紅宝石少年

ゆきやの読んだ本や行った場所を紹介する気ままブログ。ブログタイトル「紅宝石少年」は、大すきな漫画カストラチュラから。

桜風堂ものがたり 感想(ネタバレを含みますので未読の方はご注意ください)

『桜風堂ものがたり/村山早紀/PHP研究所』の感想を。

 

桜風堂ものがたり

桜風堂ものがたり

 

 

【あらすじ】
百貨店内の書店、銀河堂書店に勤める物静かな青年、月原一整は、人づきあいが苦手なものの、埋もれていた名作を見つけ出して光を当てるケースが多く、店長から「宝探しの月原」と呼ばれ、信頼されていた。しかしある日、店内で起こった万引き事件が思わぬ顛末をたどり、その責任をとって一整は店を辞めざるを得なくなる。傷心を抱えて旅に出た一整は、以前よりネット上で親しくしていた、桜風堂という書店を営む老人を訪ねるために、桜野町を訪ねる。そこで思いがけない出会いが一整を待ち受けていた……。

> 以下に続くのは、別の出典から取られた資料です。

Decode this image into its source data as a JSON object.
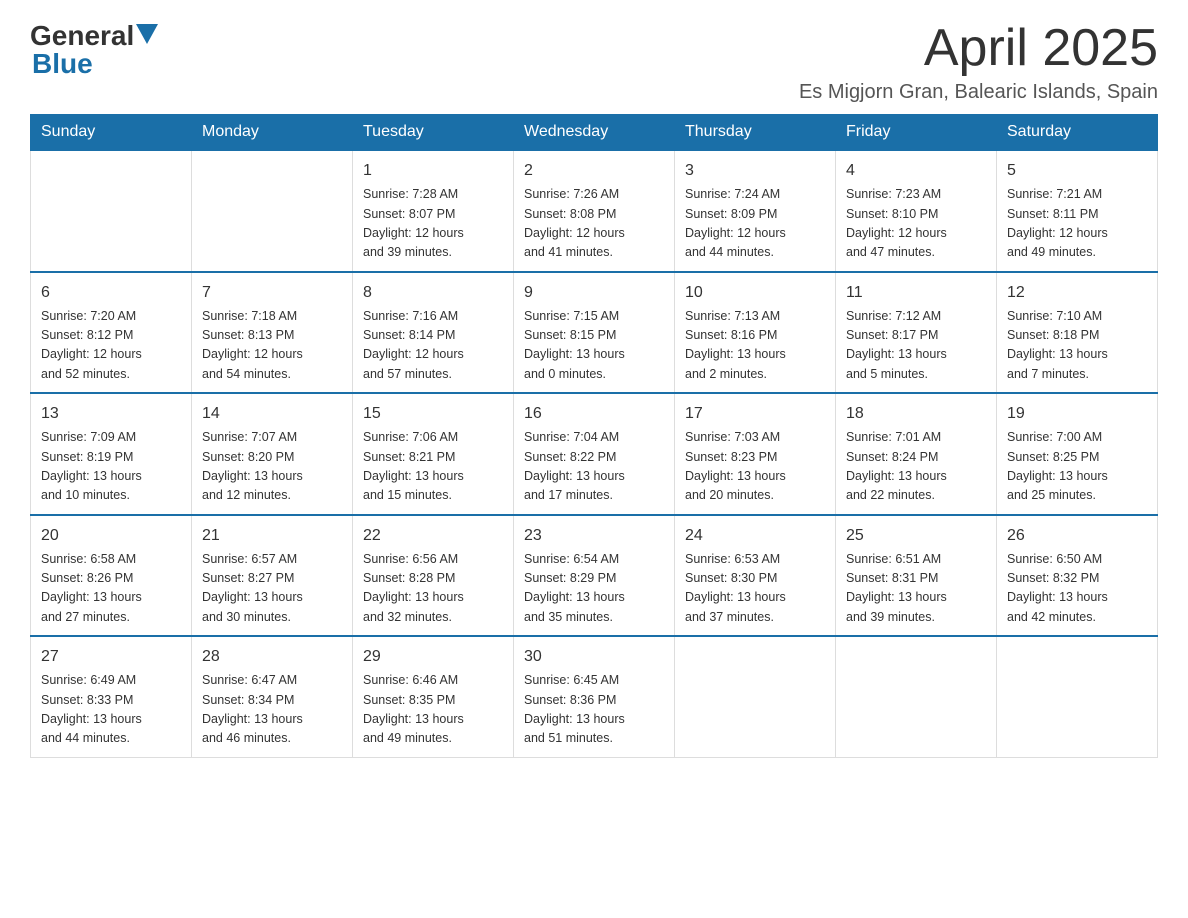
{
  "header": {
    "logo_general": "General",
    "logo_blue": "Blue",
    "month_title": "April 2025",
    "location": "Es Migjorn Gran, Balearic Islands, Spain"
  },
  "weekdays": [
    "Sunday",
    "Monday",
    "Tuesday",
    "Wednesday",
    "Thursday",
    "Friday",
    "Saturday"
  ],
  "weeks": [
    [
      {
        "day": "",
        "info": ""
      },
      {
        "day": "",
        "info": ""
      },
      {
        "day": "1",
        "info": "Sunrise: 7:28 AM\nSunset: 8:07 PM\nDaylight: 12 hours\nand 39 minutes."
      },
      {
        "day": "2",
        "info": "Sunrise: 7:26 AM\nSunset: 8:08 PM\nDaylight: 12 hours\nand 41 minutes."
      },
      {
        "day": "3",
        "info": "Sunrise: 7:24 AM\nSunset: 8:09 PM\nDaylight: 12 hours\nand 44 minutes."
      },
      {
        "day": "4",
        "info": "Sunrise: 7:23 AM\nSunset: 8:10 PM\nDaylight: 12 hours\nand 47 minutes."
      },
      {
        "day": "5",
        "info": "Sunrise: 7:21 AM\nSunset: 8:11 PM\nDaylight: 12 hours\nand 49 minutes."
      }
    ],
    [
      {
        "day": "6",
        "info": "Sunrise: 7:20 AM\nSunset: 8:12 PM\nDaylight: 12 hours\nand 52 minutes."
      },
      {
        "day": "7",
        "info": "Sunrise: 7:18 AM\nSunset: 8:13 PM\nDaylight: 12 hours\nand 54 minutes."
      },
      {
        "day": "8",
        "info": "Sunrise: 7:16 AM\nSunset: 8:14 PM\nDaylight: 12 hours\nand 57 minutes."
      },
      {
        "day": "9",
        "info": "Sunrise: 7:15 AM\nSunset: 8:15 PM\nDaylight: 13 hours\nand 0 minutes."
      },
      {
        "day": "10",
        "info": "Sunrise: 7:13 AM\nSunset: 8:16 PM\nDaylight: 13 hours\nand 2 minutes."
      },
      {
        "day": "11",
        "info": "Sunrise: 7:12 AM\nSunset: 8:17 PM\nDaylight: 13 hours\nand 5 minutes."
      },
      {
        "day": "12",
        "info": "Sunrise: 7:10 AM\nSunset: 8:18 PM\nDaylight: 13 hours\nand 7 minutes."
      }
    ],
    [
      {
        "day": "13",
        "info": "Sunrise: 7:09 AM\nSunset: 8:19 PM\nDaylight: 13 hours\nand 10 minutes."
      },
      {
        "day": "14",
        "info": "Sunrise: 7:07 AM\nSunset: 8:20 PM\nDaylight: 13 hours\nand 12 minutes."
      },
      {
        "day": "15",
        "info": "Sunrise: 7:06 AM\nSunset: 8:21 PM\nDaylight: 13 hours\nand 15 minutes."
      },
      {
        "day": "16",
        "info": "Sunrise: 7:04 AM\nSunset: 8:22 PM\nDaylight: 13 hours\nand 17 minutes."
      },
      {
        "day": "17",
        "info": "Sunrise: 7:03 AM\nSunset: 8:23 PM\nDaylight: 13 hours\nand 20 minutes."
      },
      {
        "day": "18",
        "info": "Sunrise: 7:01 AM\nSunset: 8:24 PM\nDaylight: 13 hours\nand 22 minutes."
      },
      {
        "day": "19",
        "info": "Sunrise: 7:00 AM\nSunset: 8:25 PM\nDaylight: 13 hours\nand 25 minutes."
      }
    ],
    [
      {
        "day": "20",
        "info": "Sunrise: 6:58 AM\nSunset: 8:26 PM\nDaylight: 13 hours\nand 27 minutes."
      },
      {
        "day": "21",
        "info": "Sunrise: 6:57 AM\nSunset: 8:27 PM\nDaylight: 13 hours\nand 30 minutes."
      },
      {
        "day": "22",
        "info": "Sunrise: 6:56 AM\nSunset: 8:28 PM\nDaylight: 13 hours\nand 32 minutes."
      },
      {
        "day": "23",
        "info": "Sunrise: 6:54 AM\nSunset: 8:29 PM\nDaylight: 13 hours\nand 35 minutes."
      },
      {
        "day": "24",
        "info": "Sunrise: 6:53 AM\nSunset: 8:30 PM\nDaylight: 13 hours\nand 37 minutes."
      },
      {
        "day": "25",
        "info": "Sunrise: 6:51 AM\nSunset: 8:31 PM\nDaylight: 13 hours\nand 39 minutes."
      },
      {
        "day": "26",
        "info": "Sunrise: 6:50 AM\nSunset: 8:32 PM\nDaylight: 13 hours\nand 42 minutes."
      }
    ],
    [
      {
        "day": "27",
        "info": "Sunrise: 6:49 AM\nSunset: 8:33 PM\nDaylight: 13 hours\nand 44 minutes."
      },
      {
        "day": "28",
        "info": "Sunrise: 6:47 AM\nSunset: 8:34 PM\nDaylight: 13 hours\nand 46 minutes."
      },
      {
        "day": "29",
        "info": "Sunrise: 6:46 AM\nSunset: 8:35 PM\nDaylight: 13 hours\nand 49 minutes."
      },
      {
        "day": "30",
        "info": "Sunrise: 6:45 AM\nSunset: 8:36 PM\nDaylight: 13 hours\nand 51 minutes."
      },
      {
        "day": "",
        "info": ""
      },
      {
        "day": "",
        "info": ""
      },
      {
        "day": "",
        "info": ""
      }
    ]
  ]
}
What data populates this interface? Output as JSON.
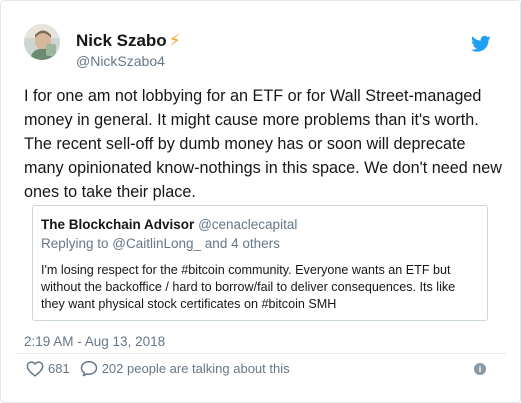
{
  "author": {
    "name": "Nick Szabo",
    "name_suffix": "⚡",
    "handle": "@NickSzabo4"
  },
  "tweet": {
    "text": "I for one am not lobbying for an ETF or for Wall Street-managed money in general. It might cause more problems than it's worth. The recent sell-off by dumb money has or soon will deprecate many opinionated know-nothings in this space. We don't need new ones to take their place.",
    "timestamp": "2:19 AM - Aug 13, 2018"
  },
  "quoted": {
    "name": "The Blockchain Advisor",
    "handle": "@cenaclecapital",
    "replying_to": "Replying to @CaitlinLong_ and 4 others",
    "text": "I'm losing respect for the #bitcoin community. Everyone wants an ETF but without the backoffice / hard to borrow/fail to deliver consequences. Its like they want physical stock certificates on #bitcoin SMH"
  },
  "actions": {
    "like_count": "681",
    "talking_text": "202 people are talking about this"
  },
  "icons": {
    "brand": "twitter-bird-icon",
    "like": "heart-icon",
    "reply": "speech-bubble-icon",
    "info": "info-icon"
  },
  "colors": {
    "brand": "#1da1f2",
    "lightning": "#f5a623",
    "muted": "#657786"
  }
}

 一整が見つけた「宝もの」のような一冊を巡り、彼の友人が、元同僚たちが、作家が、そして出版社営業が、一緒になってある奇跡を巻き起こす。『コンビニたそがれ堂』シリーズをはじめ、『花咲家の人々』『竜宮ホテル』『かなりや荘浪漫』など、数々のシリーズをヒットさせている著者による、「地方の書店」の奮闘を描く、感動の物語。
PHP研究所サイトより

【評価】
★★★★☆

【感想】
この本、かなり贅沢です。
・廃校に居ついた子猫の話
・書店員たちが本を売るためにどれだけ努力しているかという話
・万引きを機に10年つとめた書店をやめ、小さな町の書店員になった話
・潰れそうになった町の書店が息を吹き返す話
・義父から虐待を受けた子供が祖父の家で救われる話
・過去に描いた絵を認められなかった女性が、ある物語を絵にしたところ、みんなに認めてもらえた話
・ネット上でやり取りしていた相手が友達の好きな人で、それを明かせないまま応援するなんとも切ない恋のような、話
・無名作家の本を売ろうという運動が、1書店から始まりいろんな人の心を動かした話
シナリオライターと女優の邂逅の話
・無名作家が未来を夢見る話
・雰囲気の似た作家と書店員が実は血でつながっていた話
と、どんだけ話をぶち込んでくるのかと。
(ざっと箇条書きにしましたが、まだ足らないぐらいです)

一個一個のドラマが私の喜怒哀楽を刺激し、気が付くと涙を流していました。
涙は哀しいから、嘆くから流れるとお思いですか? 温かかったり嬉しかったりしても流れるんですよ。くっそう。

これだけのエピソードを盛り込んだ上に、破たんさせることなく、全てのエピソードを帰結させるのは、やはり村山先生がストーリーテラーだからでしょう。普通なら破綻していても仕方ないかーレベルですが、破たんするどころか、まるっとまとまっていて、goodjobすぎます。

いつものふわっとファンタジーでなくて、社会風刺さえやってのけた(偽善者たちの正義のはき違えのシーンでは怒りに震えて読んでました)、書店のリアルな現状も見事に描ききっている(万引きがどれだけ書店の命を縮めるかなど)、これは名著です。

それでいて、人の優しさや温かさはほかのシリーズと寸分たがわず鮮やかに描く。
主要登場人物たちがみんな幸せなところに着地して終われたのが本当に良かったなぁと。
なので、読後はすごくスッキリ爽やかです。

これは奇跡のお話ではなくて、人の努力と願いと信念のお話なのだと、そう思いました。
作中に出てくる百貨店のショーウインドウとかブックカバーとかが現実に見てみたかったなぁ。